Матушку представляют ее не очень удачливые сыновья, последние Валуа. Рядом с усталым Генрихом III его убийца Жак Клеман; зато Генрих IV — веселый, сочный — вступает в Париж, “который стоит мессы”. Среди портретов парижских буржуа вдруг старинный знакомый по роману “Двадцать лет спустя”, советник Бруссель, тот самый, из-за которого заварилась каша во время Фронды и д'Артаньяну пришлось немало постараться. Советник жил почти на полтора века раньше французской революции, но в его дерзком взгляде и осанке легко угадать грядущий штурм Бастилии; в других странах, в частности в России, купцы не смели так глядеть или, во всяком случае, не заказывали подобных портретов.

И вот валы 1789-го, 1794-го: ключи Бастилии, революционные кокарды, фригийские колпаки.
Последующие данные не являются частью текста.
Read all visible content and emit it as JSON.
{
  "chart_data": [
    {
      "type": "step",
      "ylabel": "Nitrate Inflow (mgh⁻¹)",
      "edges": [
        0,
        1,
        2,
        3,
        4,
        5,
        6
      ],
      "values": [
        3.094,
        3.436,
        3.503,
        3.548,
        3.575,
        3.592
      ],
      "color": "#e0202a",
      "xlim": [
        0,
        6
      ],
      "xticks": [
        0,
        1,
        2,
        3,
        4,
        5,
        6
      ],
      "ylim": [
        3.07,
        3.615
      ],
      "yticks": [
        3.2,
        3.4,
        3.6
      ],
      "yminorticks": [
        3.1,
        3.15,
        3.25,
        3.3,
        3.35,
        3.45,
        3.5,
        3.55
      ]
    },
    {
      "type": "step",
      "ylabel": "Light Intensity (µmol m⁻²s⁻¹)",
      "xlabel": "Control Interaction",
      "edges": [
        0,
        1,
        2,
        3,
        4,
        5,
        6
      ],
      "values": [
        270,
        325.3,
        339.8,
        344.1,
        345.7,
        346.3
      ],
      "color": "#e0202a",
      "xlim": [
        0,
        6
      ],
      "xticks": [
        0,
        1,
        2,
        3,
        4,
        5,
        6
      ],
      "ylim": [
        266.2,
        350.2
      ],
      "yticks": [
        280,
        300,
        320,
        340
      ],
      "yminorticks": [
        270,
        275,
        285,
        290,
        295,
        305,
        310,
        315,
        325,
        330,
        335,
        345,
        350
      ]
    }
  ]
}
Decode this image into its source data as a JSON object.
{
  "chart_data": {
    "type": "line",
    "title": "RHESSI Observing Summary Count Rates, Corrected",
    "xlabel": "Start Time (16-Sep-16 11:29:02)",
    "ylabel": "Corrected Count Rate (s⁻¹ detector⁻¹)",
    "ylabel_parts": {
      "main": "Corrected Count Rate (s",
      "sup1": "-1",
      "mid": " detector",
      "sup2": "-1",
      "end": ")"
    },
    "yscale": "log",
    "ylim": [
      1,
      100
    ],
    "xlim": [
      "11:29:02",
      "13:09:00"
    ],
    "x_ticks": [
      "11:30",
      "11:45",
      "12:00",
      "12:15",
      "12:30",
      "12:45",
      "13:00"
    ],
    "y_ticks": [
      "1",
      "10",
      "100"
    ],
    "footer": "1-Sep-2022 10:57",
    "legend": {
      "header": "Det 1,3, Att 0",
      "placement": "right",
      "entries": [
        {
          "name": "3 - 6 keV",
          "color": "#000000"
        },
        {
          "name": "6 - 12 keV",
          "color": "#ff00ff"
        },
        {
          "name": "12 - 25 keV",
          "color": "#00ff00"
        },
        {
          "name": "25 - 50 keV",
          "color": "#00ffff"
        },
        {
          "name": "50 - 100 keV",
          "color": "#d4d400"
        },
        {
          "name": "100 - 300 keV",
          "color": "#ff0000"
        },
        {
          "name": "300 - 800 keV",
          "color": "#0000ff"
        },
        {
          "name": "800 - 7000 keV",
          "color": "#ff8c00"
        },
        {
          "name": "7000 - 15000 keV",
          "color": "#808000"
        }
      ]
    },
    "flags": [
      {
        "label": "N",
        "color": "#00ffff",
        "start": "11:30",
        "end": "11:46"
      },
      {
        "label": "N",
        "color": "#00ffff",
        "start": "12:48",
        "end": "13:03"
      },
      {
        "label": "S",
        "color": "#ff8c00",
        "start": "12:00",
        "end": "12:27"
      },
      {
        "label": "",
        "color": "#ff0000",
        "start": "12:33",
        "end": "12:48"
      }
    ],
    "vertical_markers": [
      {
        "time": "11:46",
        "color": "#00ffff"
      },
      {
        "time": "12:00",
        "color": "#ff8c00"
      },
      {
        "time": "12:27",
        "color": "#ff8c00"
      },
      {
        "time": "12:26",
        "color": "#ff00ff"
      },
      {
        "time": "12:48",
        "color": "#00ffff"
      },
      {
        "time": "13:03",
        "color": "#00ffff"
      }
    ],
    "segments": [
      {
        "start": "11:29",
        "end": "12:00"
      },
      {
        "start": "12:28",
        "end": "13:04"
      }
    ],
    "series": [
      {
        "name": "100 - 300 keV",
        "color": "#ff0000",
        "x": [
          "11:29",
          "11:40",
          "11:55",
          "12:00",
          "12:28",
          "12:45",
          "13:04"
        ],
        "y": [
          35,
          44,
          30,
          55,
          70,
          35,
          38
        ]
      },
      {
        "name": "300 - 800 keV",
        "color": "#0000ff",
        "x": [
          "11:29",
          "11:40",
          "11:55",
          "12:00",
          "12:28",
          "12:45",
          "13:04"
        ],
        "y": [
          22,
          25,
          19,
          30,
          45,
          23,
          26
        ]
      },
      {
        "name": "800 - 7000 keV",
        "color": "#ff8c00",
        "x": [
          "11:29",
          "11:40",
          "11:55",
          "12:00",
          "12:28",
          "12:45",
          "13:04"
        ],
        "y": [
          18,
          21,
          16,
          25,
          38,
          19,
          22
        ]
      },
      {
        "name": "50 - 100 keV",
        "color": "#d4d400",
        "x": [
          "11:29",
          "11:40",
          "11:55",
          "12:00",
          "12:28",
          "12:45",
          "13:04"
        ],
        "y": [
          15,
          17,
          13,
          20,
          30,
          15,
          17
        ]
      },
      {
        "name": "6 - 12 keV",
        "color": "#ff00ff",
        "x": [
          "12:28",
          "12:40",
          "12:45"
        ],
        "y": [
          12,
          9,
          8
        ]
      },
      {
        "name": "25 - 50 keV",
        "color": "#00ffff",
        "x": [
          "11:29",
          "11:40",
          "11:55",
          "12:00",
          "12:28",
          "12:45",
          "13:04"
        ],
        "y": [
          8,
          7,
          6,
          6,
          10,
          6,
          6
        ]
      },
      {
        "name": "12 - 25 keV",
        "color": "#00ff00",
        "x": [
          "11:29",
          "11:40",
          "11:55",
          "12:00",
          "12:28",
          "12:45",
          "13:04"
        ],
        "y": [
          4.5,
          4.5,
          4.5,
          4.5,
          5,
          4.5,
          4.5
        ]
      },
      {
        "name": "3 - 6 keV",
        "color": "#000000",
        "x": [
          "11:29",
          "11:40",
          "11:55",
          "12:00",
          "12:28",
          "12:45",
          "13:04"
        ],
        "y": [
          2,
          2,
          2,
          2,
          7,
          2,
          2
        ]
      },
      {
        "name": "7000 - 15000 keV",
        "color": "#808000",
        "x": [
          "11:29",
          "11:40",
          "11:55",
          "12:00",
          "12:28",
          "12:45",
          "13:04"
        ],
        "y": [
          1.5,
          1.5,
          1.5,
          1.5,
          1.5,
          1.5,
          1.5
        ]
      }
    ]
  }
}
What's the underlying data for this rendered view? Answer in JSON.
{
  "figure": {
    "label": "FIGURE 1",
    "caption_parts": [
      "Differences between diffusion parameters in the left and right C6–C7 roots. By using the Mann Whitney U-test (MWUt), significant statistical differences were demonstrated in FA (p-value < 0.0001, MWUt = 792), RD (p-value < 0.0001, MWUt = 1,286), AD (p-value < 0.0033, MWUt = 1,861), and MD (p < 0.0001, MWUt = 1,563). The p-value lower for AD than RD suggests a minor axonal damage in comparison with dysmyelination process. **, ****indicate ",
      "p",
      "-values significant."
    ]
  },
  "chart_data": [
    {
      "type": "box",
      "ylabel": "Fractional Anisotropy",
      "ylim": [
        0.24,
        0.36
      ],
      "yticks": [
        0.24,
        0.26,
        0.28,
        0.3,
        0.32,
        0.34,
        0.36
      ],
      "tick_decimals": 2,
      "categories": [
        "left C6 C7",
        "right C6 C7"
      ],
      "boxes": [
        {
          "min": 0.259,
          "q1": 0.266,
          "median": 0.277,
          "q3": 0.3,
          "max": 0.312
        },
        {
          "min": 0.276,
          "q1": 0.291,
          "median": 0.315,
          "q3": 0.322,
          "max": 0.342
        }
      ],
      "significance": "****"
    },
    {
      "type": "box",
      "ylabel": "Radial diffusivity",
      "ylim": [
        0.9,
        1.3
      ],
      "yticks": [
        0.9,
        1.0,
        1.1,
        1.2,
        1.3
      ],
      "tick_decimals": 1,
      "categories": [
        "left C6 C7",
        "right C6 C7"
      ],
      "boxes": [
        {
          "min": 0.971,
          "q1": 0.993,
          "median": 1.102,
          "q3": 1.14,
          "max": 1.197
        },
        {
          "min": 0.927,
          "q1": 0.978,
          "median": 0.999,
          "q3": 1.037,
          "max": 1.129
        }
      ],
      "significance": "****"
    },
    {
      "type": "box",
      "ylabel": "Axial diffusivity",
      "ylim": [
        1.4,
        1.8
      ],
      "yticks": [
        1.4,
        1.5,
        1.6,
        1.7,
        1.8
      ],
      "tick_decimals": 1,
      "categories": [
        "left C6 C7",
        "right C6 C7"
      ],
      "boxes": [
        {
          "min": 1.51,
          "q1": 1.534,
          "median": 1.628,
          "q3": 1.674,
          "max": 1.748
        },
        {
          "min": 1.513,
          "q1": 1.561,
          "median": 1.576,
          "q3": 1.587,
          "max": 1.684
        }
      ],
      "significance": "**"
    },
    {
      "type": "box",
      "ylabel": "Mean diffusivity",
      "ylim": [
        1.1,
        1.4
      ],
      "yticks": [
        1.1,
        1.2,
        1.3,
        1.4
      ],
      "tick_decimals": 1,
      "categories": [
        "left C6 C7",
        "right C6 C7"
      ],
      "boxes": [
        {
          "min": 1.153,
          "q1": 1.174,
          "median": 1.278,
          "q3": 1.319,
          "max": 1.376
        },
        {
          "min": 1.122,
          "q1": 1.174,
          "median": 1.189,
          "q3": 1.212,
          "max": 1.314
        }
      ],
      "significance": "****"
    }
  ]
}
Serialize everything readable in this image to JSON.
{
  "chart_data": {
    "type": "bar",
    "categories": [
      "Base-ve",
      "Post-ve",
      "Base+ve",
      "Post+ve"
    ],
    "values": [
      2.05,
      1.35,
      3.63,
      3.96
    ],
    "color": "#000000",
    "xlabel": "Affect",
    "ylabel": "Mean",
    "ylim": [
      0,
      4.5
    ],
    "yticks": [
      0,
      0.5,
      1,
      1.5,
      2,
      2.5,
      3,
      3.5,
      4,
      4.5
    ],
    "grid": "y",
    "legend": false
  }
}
Юрий Николаевич Тынянов, который незадолго до 150-летия французской революции лечился в Париже от смертельного недуга, побывал именно в этом зале и сообщил о своих впечатлениях ближайшему другу — Виктору Борисовичу Шкловскому: "Поразился в музее… веселому, румяному, черноглазому, широколицему франту — Робеспьеру”.

Разглядывая именно этот, замеченный Тыняновым, портрет, мы в глазах и облике франта все же замечаем нечто стальное, математически выверенное и прямо соединяющее теории Руссо с аксиомами гильотины. Остается предположить, что Тынянов до того мысленно нарисовал себе куда более “страшный” образ Робеспьера и удивился разнице между портретом воображаемым и реальным; у нас же, наверное, просто меньше фантазии… Как, впрочем, у художников и зрителей, два века назад создававших и лицезревших знаменитые портреты Дантона и Мирабо, которые тут же, рядом. Скажем прямо — лица более чем зловещие, грубые, безнравственные, но — всем нравилось, и, кажется, героям портретов тоже: приходится признать, что идеалы меняются… Несколько залов, посвященных французской революции, буду откровенен, мне показались интереснее, объективнее тех разделов наших многочисленных музеев, где представлены наши революции. Впрочем, когда мы будем отмечать 200-летие своих восстаний, возможно, — тоже будем соразмерно обрисовывать обе враждующие стороны, давать слово каждой и оставлять зрителям возможность самим судить и решать.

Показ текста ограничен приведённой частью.